# 14" Rhom First Day In His New Home.



## DaElongatus (Jul 30, 2005)

just set up the tank today and put the rhom in. The water is still alittle couldy, lots of changes to be made, quick iphone pix.

rhom is beaten up from the move. he was pretty upset.


----------



## BRUNER247 (Jun 2, 2010)

Man fish looks sweet! Whole setup looks awesome. Really like your background. Is that homemade?


----------



## DaElongatus (Jul 30, 2005)

BRUNER247 said:


> Man fish looks sweet! Whole setup looks awesome. Really like your background. Is that homemade?

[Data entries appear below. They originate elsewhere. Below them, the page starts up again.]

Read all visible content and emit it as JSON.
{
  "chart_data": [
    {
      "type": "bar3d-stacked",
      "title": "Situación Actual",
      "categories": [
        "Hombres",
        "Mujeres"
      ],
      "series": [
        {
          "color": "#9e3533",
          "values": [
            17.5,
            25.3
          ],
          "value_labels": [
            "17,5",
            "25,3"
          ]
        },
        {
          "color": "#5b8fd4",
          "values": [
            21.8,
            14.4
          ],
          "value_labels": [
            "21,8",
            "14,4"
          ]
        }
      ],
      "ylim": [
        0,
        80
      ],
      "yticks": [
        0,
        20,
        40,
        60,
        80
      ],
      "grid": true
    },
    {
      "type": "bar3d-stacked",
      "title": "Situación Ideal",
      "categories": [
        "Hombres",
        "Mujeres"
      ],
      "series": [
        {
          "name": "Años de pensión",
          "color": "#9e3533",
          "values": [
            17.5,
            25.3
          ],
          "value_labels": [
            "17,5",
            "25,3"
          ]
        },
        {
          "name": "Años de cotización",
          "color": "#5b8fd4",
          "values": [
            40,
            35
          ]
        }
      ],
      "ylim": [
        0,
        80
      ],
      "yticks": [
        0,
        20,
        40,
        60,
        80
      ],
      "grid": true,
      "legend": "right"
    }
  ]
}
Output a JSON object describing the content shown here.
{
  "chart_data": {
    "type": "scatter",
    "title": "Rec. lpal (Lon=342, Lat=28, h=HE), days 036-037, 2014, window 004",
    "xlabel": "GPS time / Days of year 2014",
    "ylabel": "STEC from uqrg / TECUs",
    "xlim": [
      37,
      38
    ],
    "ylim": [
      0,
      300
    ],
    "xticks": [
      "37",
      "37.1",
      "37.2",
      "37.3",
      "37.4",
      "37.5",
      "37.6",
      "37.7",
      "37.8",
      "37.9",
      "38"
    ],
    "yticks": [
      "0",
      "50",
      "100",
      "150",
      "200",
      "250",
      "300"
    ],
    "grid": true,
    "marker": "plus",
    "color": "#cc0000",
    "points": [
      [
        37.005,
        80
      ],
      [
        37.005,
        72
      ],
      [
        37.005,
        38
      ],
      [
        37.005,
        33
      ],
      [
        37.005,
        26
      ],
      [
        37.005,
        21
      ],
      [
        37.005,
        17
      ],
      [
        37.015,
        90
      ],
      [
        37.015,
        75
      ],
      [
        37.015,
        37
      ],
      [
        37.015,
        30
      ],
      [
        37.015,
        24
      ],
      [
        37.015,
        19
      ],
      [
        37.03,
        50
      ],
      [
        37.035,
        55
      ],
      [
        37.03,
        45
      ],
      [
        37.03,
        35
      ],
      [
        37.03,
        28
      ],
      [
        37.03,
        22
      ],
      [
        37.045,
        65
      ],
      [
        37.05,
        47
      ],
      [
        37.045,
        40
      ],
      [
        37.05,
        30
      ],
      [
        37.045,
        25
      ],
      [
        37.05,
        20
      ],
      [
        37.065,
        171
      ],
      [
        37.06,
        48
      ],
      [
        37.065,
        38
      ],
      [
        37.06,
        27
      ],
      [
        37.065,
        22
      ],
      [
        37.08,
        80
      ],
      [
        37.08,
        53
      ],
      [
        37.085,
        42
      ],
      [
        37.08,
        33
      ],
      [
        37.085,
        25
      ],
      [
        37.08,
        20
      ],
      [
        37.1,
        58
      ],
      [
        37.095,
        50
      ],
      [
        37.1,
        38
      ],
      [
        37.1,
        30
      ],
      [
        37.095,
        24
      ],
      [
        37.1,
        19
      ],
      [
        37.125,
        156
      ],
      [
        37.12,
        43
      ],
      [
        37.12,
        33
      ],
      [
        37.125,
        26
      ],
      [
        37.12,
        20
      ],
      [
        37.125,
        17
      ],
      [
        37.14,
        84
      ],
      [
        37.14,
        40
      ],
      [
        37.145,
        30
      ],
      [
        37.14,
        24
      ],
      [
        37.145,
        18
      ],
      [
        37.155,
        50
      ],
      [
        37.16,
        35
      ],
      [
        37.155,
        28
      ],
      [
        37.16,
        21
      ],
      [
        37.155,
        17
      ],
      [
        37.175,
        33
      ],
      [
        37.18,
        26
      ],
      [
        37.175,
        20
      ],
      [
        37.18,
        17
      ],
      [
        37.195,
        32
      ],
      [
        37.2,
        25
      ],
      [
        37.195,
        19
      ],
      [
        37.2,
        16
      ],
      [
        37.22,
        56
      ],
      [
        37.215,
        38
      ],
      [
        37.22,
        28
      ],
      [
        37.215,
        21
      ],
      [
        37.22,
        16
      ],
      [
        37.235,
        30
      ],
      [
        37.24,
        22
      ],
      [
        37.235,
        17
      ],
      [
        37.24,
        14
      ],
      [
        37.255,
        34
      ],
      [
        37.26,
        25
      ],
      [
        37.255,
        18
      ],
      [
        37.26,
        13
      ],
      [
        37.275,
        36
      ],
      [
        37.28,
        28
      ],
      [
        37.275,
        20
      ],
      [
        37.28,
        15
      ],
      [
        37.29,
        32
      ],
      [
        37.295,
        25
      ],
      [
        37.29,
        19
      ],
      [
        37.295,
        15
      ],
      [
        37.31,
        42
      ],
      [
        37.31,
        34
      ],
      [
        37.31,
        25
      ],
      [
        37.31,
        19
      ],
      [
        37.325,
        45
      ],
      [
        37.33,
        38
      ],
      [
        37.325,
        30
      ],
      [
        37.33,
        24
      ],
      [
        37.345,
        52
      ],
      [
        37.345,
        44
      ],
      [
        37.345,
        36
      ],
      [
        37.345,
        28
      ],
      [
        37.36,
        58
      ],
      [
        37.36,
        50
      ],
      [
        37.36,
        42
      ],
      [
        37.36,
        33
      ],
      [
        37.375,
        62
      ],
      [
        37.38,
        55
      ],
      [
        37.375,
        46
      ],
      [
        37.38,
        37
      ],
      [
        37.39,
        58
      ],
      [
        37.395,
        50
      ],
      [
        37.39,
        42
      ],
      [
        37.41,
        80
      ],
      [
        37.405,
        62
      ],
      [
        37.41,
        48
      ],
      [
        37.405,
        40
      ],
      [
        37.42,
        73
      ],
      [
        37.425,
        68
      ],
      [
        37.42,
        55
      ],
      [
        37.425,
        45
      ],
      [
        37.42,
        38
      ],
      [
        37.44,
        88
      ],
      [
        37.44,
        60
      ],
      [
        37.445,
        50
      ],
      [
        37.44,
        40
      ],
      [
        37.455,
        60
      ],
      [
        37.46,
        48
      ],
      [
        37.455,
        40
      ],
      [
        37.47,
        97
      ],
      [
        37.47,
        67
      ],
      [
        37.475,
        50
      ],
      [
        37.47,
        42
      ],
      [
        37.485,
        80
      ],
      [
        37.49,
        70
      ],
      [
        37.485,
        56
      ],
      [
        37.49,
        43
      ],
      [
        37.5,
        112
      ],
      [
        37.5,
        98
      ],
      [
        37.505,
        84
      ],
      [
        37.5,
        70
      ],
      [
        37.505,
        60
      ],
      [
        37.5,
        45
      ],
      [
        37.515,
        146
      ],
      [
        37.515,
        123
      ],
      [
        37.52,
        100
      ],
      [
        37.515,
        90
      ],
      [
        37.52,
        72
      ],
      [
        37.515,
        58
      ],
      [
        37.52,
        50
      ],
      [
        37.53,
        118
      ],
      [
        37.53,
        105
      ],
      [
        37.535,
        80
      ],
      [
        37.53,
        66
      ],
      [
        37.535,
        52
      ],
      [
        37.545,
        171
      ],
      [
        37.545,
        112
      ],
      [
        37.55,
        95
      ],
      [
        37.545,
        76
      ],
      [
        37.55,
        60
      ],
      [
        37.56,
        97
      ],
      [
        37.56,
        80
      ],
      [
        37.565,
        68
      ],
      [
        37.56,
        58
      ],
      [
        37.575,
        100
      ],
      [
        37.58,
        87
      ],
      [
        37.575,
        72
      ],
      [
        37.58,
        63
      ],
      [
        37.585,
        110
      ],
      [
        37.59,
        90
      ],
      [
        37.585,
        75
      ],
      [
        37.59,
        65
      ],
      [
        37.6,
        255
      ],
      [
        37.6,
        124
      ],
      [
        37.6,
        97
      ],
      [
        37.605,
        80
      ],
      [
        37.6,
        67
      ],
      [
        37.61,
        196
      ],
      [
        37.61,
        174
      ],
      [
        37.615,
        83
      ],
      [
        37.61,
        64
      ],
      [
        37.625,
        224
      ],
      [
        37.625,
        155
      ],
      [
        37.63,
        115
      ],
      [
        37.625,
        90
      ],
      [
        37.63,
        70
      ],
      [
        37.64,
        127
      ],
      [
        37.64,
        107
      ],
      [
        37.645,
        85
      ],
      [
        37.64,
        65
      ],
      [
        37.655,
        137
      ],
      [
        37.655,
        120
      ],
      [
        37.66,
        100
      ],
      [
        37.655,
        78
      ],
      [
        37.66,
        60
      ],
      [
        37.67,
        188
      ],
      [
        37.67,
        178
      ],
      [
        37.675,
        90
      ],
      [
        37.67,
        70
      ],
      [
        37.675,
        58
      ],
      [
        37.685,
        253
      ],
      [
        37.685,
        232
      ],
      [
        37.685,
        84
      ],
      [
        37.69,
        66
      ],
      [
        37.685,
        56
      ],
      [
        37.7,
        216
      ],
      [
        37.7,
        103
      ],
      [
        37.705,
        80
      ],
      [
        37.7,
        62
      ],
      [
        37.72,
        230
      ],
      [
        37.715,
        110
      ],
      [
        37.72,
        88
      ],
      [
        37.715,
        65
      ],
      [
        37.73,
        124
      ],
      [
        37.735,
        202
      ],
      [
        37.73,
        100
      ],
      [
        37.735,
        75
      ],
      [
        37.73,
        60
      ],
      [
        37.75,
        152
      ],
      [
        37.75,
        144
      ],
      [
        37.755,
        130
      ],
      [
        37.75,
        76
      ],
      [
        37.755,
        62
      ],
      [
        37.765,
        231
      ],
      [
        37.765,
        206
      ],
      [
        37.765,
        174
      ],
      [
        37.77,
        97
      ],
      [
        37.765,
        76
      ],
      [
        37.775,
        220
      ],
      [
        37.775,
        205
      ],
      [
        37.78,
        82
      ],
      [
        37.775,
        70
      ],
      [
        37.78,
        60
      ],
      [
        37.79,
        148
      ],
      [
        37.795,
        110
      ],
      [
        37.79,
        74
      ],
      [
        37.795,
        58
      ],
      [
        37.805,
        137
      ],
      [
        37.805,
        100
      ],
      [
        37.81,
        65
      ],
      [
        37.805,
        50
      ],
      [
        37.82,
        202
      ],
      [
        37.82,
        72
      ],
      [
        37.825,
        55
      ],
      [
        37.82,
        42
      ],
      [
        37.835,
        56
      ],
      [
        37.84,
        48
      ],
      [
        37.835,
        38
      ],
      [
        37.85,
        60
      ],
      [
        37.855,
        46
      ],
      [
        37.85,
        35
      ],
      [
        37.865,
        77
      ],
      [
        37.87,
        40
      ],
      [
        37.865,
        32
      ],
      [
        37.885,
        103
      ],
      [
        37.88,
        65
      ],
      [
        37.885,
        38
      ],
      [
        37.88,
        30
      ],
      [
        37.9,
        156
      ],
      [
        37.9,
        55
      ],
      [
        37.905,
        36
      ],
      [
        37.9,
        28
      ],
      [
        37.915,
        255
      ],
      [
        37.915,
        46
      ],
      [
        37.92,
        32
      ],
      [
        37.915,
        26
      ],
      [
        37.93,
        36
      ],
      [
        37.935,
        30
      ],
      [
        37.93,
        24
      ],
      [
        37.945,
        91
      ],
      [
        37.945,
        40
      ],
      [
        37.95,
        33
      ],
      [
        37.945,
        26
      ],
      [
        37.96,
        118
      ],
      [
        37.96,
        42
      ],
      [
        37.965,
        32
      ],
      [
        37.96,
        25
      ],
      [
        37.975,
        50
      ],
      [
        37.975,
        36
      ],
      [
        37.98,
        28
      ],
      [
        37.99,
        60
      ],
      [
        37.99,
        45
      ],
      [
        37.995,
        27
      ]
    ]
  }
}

Thanks! the background is called slimline


----------



## FEEFA (Nov 19, 2007)

Glad to see you got the bigger tank, congrats and the fish looks great


----------



## His Majesty (Apr 5, 2005)

Congrats on the new tank. the rhom is looking great.


----------



## Blue Flame (Jan 16, 2006)

Looks great....what size tank is that?


----------



## jp80911 (Apr 3, 2008)

nice rhom, it looks sweet in the tank and setup


----------



## Ja'eh (Jan 8, 2007)

Glad to see Attila is doing great, probably the only piranha I sold that I still miss. Congratz on the upgrade, it looks great.


----------



## primetime3wise (Sep 28, 2003)

awesome setup and rhom, i really like your background, lighting, and the rest of your setup


----------



## TheCableGuy (Feb 22, 2005)

primetime3wise said:


> awesome setup and rhom, i really like your background, lighting, and the rest of your setup


x2








Where did you get your background?


----------



## JoeDizzleMPLS (Nov 5, 2007)

Lookin real good


----------



## DaElongatus (Jul 30, 2005)

thank you for all the kind words


----------



## DaElongatus (Jul 30, 2005)

Blue Flame said:


> awesome setup and rhom, i really like your background, lighting, and the rest of your setup


x2








Where did you get your background?
[/quote]

it came with the tank. i was going to buy even more 3d background and get a brandnew 220 setup, but this deal came up i decided to save some money. i know a company that sells them. if you are interested pm me ill get you a link. thanks !


----------



## ICEE (Feb 3, 2007)

nice looking big rhom and setup


----------



## Da' Manster! (Sep 1, 2009)

Excellent setup and Rhom!...and to think that Ja'eh had a hard time giving this beast away at $200 - 300??!!!!...effin' steal of the century!!!..





















........





















....PS...I absolutely love and adore, Cookie!!..Your Shar Pei in the avatar!..they are bad ass dogs!...


----------



## flex fish (Aug 20, 2010)

How did you put those pics on from your Iphone I've got lots of pics of my fish and can't put them on


----------



## Ba20 (Jan 29, 2003)

Nice Rhom


----------



## james79 (Sep 11, 2009)

nice rhom mate


----------



## T-wag (May 21, 2009)

lookin sexy bro hows his attitude?


----------